Denosumab is a fully human monoclonal antibody that binds to and neutralizes RANK ligand, a protein essential for the formation, function, and survival of osteoclasts, which break down bone-thereby inhibiting osteoclast-mediated bone destruction. Multiple myeloma is typically characterized by osteolytic bone lesions as well as renal failure. More than 90% of patients will develop osteolytic lesions during the course of the disease.
“Up to 40% of patients remain untreated for the prevention of bone complications, and the percentage is highest among patients with renal impairment at the time of diagnosis,” said Noopur Raje, MD, director of the center for multiple myeloma at Massachusetts General Hospital Cancer Center in Boston. “Denosumab, which is not cleared through the kidneys, offers multiple myeloma patients bone protection with a convenient subcutaneous administration, providing patients with a novel treatment option.”
The approval was based on results of the phase III 482 study, which included 1,718 patients who were randomly assigned to zoledronic acid (the standard of care for the prevention of SREs in multiple myeloma since 2002) or 120-mg subcutaneous denosumab (859 patients in each arm). All patients had adequate organ function; ECOG performance status ranged from 0–2. The primary endpoint was non-inferiority of denosumab for time to first on-study SRE.
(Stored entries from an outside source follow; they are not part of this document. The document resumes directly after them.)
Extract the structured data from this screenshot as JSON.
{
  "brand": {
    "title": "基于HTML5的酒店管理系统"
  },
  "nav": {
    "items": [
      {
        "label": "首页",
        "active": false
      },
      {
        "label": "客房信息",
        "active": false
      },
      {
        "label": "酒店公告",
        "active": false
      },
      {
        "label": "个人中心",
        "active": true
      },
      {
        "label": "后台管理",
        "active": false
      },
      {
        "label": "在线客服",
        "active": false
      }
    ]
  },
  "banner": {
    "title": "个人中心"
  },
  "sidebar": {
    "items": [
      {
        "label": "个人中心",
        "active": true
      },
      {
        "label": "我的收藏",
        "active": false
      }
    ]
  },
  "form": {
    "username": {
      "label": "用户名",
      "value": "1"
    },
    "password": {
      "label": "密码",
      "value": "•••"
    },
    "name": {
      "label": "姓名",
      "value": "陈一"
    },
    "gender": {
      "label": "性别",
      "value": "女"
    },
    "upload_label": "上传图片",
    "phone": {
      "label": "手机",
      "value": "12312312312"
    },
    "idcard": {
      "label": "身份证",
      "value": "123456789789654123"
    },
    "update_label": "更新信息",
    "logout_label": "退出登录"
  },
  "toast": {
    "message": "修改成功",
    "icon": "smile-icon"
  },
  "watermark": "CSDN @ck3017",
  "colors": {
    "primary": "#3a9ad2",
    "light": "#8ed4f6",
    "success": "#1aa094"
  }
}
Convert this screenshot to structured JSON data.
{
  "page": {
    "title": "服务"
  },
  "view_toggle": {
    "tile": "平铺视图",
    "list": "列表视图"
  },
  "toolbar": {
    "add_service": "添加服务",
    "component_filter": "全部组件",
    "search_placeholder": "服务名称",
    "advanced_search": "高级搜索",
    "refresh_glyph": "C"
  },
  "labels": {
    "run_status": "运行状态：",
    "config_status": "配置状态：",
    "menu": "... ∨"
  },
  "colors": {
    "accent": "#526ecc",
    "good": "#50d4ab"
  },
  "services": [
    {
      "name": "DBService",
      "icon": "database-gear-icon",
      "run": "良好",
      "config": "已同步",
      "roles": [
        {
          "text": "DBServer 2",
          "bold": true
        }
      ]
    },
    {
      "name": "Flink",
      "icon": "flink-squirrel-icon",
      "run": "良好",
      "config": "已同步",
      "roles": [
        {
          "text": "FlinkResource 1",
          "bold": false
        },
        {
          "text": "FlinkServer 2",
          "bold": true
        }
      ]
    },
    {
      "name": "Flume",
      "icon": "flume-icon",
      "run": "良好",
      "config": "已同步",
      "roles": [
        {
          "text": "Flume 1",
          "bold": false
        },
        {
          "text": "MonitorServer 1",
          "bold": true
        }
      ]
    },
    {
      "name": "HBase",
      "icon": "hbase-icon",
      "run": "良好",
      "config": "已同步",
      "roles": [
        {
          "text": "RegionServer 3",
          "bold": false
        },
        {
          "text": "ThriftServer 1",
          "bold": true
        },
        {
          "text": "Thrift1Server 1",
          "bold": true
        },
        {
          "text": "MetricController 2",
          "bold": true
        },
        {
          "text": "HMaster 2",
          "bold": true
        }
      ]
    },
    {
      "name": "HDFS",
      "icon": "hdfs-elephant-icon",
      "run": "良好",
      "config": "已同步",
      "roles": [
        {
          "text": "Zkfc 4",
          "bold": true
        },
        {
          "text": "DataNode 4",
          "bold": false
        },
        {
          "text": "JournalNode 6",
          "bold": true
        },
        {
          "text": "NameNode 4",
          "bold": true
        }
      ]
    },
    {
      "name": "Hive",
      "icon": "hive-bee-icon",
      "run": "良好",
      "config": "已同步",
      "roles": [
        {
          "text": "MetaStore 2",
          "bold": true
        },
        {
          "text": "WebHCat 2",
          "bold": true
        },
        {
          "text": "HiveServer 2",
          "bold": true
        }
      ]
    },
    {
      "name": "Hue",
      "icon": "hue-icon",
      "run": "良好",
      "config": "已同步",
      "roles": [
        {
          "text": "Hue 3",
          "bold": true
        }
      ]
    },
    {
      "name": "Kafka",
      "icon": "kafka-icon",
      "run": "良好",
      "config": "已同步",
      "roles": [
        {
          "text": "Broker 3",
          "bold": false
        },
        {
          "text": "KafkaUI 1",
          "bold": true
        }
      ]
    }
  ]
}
The study met its primary endpoint, with denosumab demonstrating non-inferiority to zoledronic acid (hazard ratio, 0.98; 95% CI, 0.85–1.14; P = .01). The median time to first on-study SRE was similar between the two treatments, at 22.83 months with denosumab compared with 23.98 months with zoledronic acid. The median progression-free survival was more than 10 months higher in the denosumab arm. In addition, overall survival was comparable between the two treatment arms.
The most common adverse events for patients treated with denosumab were diarrhea, nausea, anemia, back pain, thrombocytopenia, peripheral edema, hypocalcemia, upper respiratory tract infection, rash, and headache. Osteonecrosis of the jaw was the most common adverse event resulting in discontinuation of denosumab; it occurred in 4.1% of patients assigned to denosumab and 2.8% of patients in the zoledronic acid group.